Danae Mattes, Of Water, Dust, and Light, Dolby Chadwick Gallery
It might be strange to call Danae Mattes, an artist who enlists evaporation, gravity, and patience as creative collaborators, an action painter. Yet, the raw emotion and surrender to serendipity integral to her process invite the viewer to contemplate similar existential questions. Individual freedom of expression, the chaotic nature of internal and external reality, and the symbiotic role of the viewer in ascribing meaning to a work of art – they're all there.
Unlike Jackson Pollock, a notable exemplar of action painting, Mattes opens a dialogue that feels more like an invitation to consider rather than a challenge to debate. Hers is an activation of perception closer to Helen Frankenthaler’s sensuous soak-stain meditations. One can approach them as visual koans.
How much of existence do we actually control? Why do we humans feel the need to assert sovereignty over our surroundings? Over other beings? Over mortality? How best to measure a life? By the finished product or the angle of repose? Each of her paintings opens several paths of inquiry and wonder.

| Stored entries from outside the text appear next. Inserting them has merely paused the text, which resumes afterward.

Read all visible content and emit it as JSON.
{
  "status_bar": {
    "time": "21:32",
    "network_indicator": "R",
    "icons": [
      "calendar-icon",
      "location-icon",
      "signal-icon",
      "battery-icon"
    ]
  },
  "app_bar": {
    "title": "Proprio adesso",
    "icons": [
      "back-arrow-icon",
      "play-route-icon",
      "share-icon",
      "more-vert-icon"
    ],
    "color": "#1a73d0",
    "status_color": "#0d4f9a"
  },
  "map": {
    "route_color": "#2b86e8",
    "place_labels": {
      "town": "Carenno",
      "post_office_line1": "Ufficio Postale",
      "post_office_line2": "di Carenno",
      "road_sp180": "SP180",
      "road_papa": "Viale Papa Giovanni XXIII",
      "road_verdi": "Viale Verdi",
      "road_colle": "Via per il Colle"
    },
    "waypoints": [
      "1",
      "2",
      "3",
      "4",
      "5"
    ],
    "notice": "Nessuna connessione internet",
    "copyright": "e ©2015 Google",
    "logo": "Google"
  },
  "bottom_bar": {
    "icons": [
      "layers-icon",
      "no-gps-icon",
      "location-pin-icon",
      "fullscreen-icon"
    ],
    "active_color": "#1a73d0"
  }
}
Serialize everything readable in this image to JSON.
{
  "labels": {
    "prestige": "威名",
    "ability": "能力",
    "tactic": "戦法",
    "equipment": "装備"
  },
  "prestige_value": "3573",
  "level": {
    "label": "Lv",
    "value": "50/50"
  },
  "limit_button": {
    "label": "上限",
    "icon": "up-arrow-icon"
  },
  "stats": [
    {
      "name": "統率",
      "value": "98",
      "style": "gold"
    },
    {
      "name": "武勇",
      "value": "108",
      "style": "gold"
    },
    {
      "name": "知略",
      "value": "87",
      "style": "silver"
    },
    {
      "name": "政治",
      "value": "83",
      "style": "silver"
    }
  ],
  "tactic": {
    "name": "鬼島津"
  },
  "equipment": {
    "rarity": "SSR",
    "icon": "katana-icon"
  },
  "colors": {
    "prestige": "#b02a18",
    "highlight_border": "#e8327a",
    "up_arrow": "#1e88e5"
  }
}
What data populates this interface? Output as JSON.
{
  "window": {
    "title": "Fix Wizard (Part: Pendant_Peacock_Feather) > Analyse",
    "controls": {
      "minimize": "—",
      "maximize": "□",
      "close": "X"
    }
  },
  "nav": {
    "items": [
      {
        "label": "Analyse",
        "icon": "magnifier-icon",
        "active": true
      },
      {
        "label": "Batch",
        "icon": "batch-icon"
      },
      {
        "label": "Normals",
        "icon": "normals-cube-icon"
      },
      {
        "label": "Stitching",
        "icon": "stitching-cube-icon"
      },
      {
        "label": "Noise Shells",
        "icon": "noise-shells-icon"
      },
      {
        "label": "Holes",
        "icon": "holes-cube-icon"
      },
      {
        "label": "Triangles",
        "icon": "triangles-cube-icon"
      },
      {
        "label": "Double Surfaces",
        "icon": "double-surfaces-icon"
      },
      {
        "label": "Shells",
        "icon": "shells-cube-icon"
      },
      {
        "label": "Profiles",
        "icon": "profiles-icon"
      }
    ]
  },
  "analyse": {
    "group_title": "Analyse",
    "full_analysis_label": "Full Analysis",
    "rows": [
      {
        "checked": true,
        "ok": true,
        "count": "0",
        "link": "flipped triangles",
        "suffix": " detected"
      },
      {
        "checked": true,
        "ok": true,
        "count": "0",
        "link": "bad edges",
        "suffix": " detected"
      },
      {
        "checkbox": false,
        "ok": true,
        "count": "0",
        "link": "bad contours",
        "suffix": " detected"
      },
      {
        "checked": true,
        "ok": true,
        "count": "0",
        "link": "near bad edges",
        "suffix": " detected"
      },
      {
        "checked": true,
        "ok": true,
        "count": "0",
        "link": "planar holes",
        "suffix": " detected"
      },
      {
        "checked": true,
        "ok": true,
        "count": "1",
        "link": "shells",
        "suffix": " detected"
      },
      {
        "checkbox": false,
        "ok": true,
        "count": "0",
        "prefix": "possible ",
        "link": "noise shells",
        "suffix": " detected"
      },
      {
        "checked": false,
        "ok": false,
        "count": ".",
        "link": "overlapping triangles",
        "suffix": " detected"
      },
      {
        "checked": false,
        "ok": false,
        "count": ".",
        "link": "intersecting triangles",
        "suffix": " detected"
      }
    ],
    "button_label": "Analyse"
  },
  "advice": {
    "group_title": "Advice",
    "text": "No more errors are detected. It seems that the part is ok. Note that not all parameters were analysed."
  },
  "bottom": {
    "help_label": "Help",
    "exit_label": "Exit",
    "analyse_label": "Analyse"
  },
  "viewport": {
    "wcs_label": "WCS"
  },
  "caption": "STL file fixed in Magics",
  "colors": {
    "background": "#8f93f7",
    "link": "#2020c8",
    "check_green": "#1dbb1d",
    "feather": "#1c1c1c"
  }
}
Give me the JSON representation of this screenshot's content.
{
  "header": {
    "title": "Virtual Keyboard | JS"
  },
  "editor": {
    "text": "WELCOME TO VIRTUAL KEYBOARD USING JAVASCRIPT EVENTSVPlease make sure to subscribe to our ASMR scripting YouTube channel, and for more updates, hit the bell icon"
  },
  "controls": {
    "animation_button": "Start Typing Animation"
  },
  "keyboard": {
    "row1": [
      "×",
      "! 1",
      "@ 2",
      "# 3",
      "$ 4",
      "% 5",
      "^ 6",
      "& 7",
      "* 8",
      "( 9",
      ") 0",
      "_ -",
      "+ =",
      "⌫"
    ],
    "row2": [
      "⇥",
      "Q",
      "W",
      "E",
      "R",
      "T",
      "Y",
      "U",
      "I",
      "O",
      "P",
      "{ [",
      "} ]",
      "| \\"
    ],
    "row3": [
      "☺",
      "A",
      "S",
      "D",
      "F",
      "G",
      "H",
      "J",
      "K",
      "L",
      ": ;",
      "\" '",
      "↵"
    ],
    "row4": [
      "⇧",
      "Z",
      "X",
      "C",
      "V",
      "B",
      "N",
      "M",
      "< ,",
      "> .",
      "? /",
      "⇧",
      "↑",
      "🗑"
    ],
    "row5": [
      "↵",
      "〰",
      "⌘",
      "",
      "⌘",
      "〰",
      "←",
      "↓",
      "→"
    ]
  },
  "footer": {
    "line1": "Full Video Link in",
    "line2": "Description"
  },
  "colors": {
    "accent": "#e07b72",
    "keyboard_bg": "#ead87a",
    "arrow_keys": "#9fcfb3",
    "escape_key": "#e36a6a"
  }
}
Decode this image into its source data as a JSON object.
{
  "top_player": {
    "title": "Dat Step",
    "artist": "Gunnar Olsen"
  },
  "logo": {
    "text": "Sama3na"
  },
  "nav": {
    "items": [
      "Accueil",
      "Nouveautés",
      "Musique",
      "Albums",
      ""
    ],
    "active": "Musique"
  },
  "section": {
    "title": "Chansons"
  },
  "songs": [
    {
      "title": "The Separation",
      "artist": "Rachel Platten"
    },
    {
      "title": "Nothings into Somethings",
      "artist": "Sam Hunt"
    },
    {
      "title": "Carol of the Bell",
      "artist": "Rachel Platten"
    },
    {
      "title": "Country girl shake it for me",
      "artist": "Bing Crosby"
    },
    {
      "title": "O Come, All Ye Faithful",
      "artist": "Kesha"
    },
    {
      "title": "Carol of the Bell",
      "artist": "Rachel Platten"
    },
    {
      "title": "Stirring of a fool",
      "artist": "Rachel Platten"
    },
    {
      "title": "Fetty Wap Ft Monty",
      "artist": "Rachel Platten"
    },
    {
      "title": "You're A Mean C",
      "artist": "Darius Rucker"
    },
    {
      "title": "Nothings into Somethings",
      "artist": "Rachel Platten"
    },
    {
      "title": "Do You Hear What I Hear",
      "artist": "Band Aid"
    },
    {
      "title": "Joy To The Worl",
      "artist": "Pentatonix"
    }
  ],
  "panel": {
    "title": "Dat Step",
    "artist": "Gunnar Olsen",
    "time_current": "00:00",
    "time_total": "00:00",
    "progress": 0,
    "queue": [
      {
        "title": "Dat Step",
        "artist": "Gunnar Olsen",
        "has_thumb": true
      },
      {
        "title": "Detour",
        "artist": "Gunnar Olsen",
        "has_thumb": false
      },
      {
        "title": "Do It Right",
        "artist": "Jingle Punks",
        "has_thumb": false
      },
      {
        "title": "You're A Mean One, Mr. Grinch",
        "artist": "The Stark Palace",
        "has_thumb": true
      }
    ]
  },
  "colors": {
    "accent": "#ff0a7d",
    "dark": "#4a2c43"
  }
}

Philosophy aside, what of water, dust, and light? Mattes’ presentation of new work at Dolby Chadwick Gallery consists of over a dozen large-scale paintings. To create these paintings, the artist pours clay directly onto canvas, frequently adding mica to the mixture, to produce landscapes that resemble the actions of the earth. One can perceive tectonic shifts, wind erosion, deserts, cave formations, hot springs, and the swirling waves of the ocean in the artist’s compositions. These are portraits of flux. They are as beautiful as they are stirring.
As with many of Mattes’ clay paintings, “Vault” could be an architectural model of a satellite image. It looks like the Bonneville Salt Flats as seen from space. Gaze longer, and the face of a sea otter or bird appears. Longer still, and one can begin to see the passage of time captured in the delicate skin-like cracks and folds of the clay. What once seemed to be dust becomes cloud-mist. Shadow merges with feature as light dances between shifting dimensions.
Mattes can transport the viewer from the macro world to the micro. “Of Water, Dust, and Light, V” reminds me of my scientist mother’s electron micrographs of the endothelial cells, which form the vital interface between blood and surrounding tissue. It’s remarkable how similar the landscape of our biological selves is to that of the planet upon which we all depend. In the same way that the Earth seen from space honors no congressional districts or other human-drawn lines of occupation, our bodies from the inside reflect no differences of race, faith, ethnicity, gender, education, or income.
My personal history and patterns of thought have become mixed into these visual songs of experience. The process is organic. How can one engage with so primal an element as clay and not enter the realm of mythology? For what ancient culture or religion doesn’t have a story tracing the fashioning of humankind from clay dust?
A painting like “Rising III” almost seems to capture Panthalassa, the ocean surrounding the supercontinent Pangea before it began to break apart. Imagine if we all saw ourselves as sharing the same landmass, the same great ocean?
These aren’t everyday thoughts. That is the blessing of art. It opens paths that we don’t normally enter in the commerce of navigating parking garages or office politics. It also lifts us, even for a moment, above the immediate concerns of climate collapse and ceaseless wars, for long enough to believe that individual acts matter. This is the true alchemy – in which thought becomes substance.
Especially in weeping
the soul reveals
its presence
and through secret pressure changes sorrow into water.
~ Valerio Magrelli, translated by Dana Gioia
Danae Mattes, Of Water, Dust and Light, runs September 4-27, 2025, at Dolby Chadwick Gallery in San Francisco. Opening reception on Thursday, September 4, 5:30-7:30 p.m.